I just encountered a new compilation error in my code after a visual studio update. I have stripped my code down to what I think is a minimal example. I have two templated functions both called pow
- the first takes two parameters of any type and calls std::pow
with them. The second uses a concept to override the first template such that if the second parameter matches the concept it gets called instead.
In my code, I for some reason had the two template parameters in the opposite order to how they appeared in the parameter list. This used to compile, but recently stopped compiling with the error 'pow': ambiguous call to overloaded function
. However, if I swap the order of the template parameters to match the function parameters it compiles fine.
Why would this compile one way and not the other?
Here is the minimal example
#include <cmath>
template<class T, class U>
double pow(const T& base, const U& power)
{
return std::pow(base, power);
}
template<class T>
concept HasValue =
requires(std::remove_cvref_t < T > t)
{
t.value;
};
//this causes an ambiguous call to overloaded function compilation error
template<HasValue T, class U>
double pow(const U& s, const T& a)
{
return std::pow(s, a.value);
}
//this works with no compilation error
//template<class U, HasValue T>
//double pow(const U& s, const T& a)
//{
// return std::pow(s, a.value);
//}
class MyClass
{
public:
double value;
};
int main()
{
MyClass myClass;
myClass.value = 2.0;
pow(10.0, myClass);
}
The partial ordering of function templates is defined in section 13.7.7.3 of the Standard.
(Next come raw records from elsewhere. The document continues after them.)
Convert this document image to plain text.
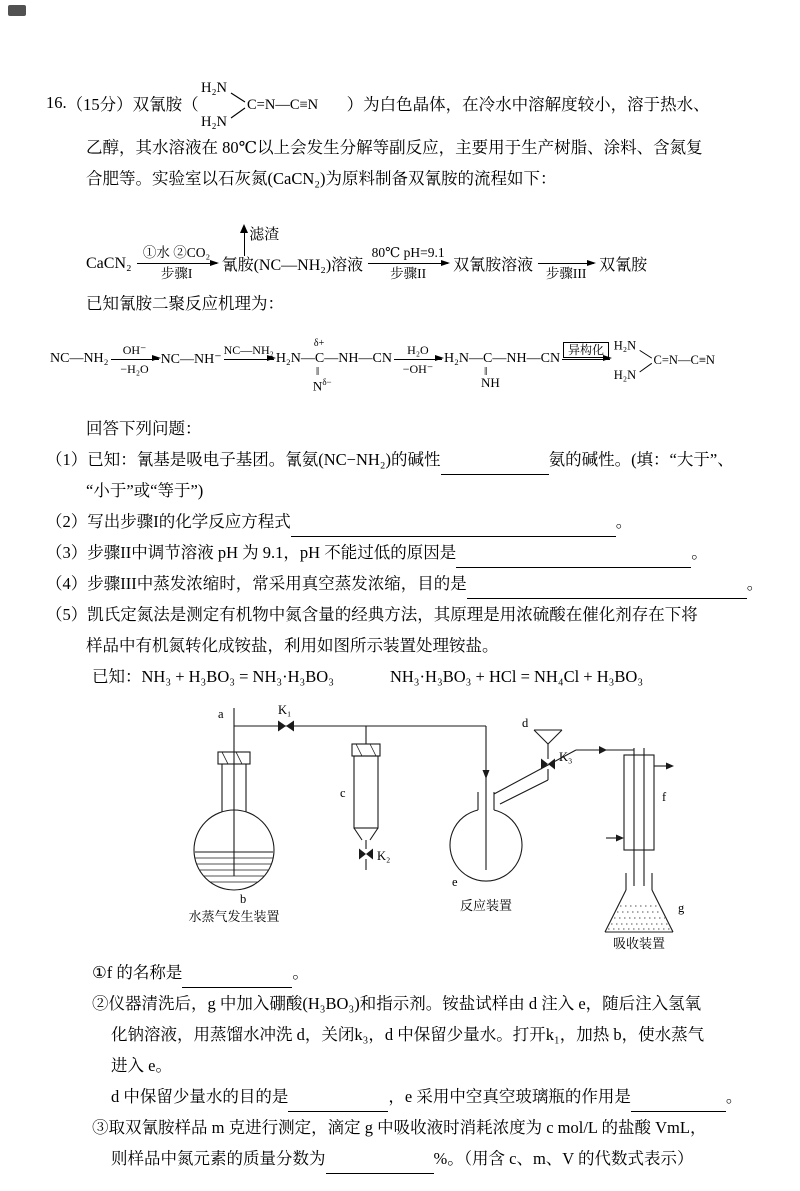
16. （15分）双氰胺（
H₂N
H₂N
C=N—C≡N ）为白色晶体，在冷水中溶解度较小，溶于热水、
乙醇，其水溶液在 80℃以上会发生分解等副反应，主要用于生产树脂、涂料、含氮复
合肥等。实验室以石灰氮(CaCN₂)为原料制备双氰胺的流程如下：
CaCN₂
①水 ②CO₂
步骤I 氰胺(NC—NH₂)溶液
80℃ pH=9.1
步骤II 双氰胺溶液 步骤III 双氰胺
滤渣
已知氰胺二聚反应机理为：
NC—NH₂
OH⁻
−H₂O
NC—NH⁻
NC—NH₂
H₂N—
δ+
C
‖
$N^{\delta-}$
—NH—CN
H₂O
−OH⁻
H₂N—C
‖
NH
—NH—CN
异构化 H₂N
H₂N
C=N—C≡N
回答下列问题：
（1）已知：氰基是吸电子基团。氰氨(NC−NH₂)的碱性	氨的碱性。(填：“大于”、
“小于”或“等于”)
（2）写出步骤I的化学反应方程式	。
（3）步骤II中调节溶液 pH 为 9.1，pH 不能过低的原因是	。
（4）步骤III中蒸发浓缩时，常采用真空蒸发浓缩，目的是	。
（5）凯氏定氮法是测定有机物中氮含量的经典方法，其原理是用浓硫酸在催化剂存在下将
样品中有机氮转化成铵盐，利用如图所示装置处理铵盐。
已知：NH₃ + H₃BO₃ = NH₃·H₃BO₃	NH₃·H₃BO₃ + HCl = NH₄Cl + H₃BO₃
a
b
水蒸气发生装置
K₁
c
K₂
d
K₃
e
反应装置
f
g
吸收装置
①f 的名称是	。
②仪器清洗后，g 中加入硼酸(H₃BO₃)和指示剂。铵盐试样由 d 注入 e，随后注入氢氧
化钠溶液，用蒸馏水冲洗 d，关闭k₃，d 中保留少量水。打开k₁，加热 b，使水蒸气
进入 e。
d 中保留少量水的目的是	，e 采用中空真空玻璃瓶的作用是	。
③取双氰胺样品 m 克进行测定，滴定 g 中吸收液时消耗浓度为 c mol/L 的盐酸 VmL，
则样品中氮元素的质量分数为	%。（用含 c、m、V 的代数式表示）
Quoting (from N4981) paragraph 2:
Partial ordering selects which of two function templates is more specialized than the other by transforming each template in turn (see next paragraph) and performing template argument deduction using the function type. The deduction process determines whether one of the templates is more specialized than the other. If so, the more specialized template is the one chosen by the partial ordering process. If both deductions succeed, the partial ordering selects the more constrained template (if one exists) as determined below.
The next paragraphs go into details of transformations applied to template parameters and how unique type is synthesized.
Paragraph 6 describes the ordering of transformed templates. The case when you have
template<class T, class U>
double pow(const T& base, const U& power);
template<class U, HasValue T>
double pow(const U& s, const T& a)
falls through to 6.4
(6.4) — Otherwise, if one template is more constrained than the other (13.5.5), the more constrained template is more specialized than the other.
The case when you have a reversed order of template types
template<class T, class U>
double pow(const T& base, const U& power);
template<HasValue T, class U>
double pow(const U& s, const T& a);
goes to reversed order rules 6.2 and lands in 6.2.2
(6.2.2) — Otherwise, if the corresponding template-parameters of the template-parameter-lists are not equivalent (13.7.7.2) or if the function parameters that positionally correspond between the two templates are not of the same type, neither template is more specialized than the other.
and since neither template is more specialized than the other it results in ambiguity error emitted by compilers.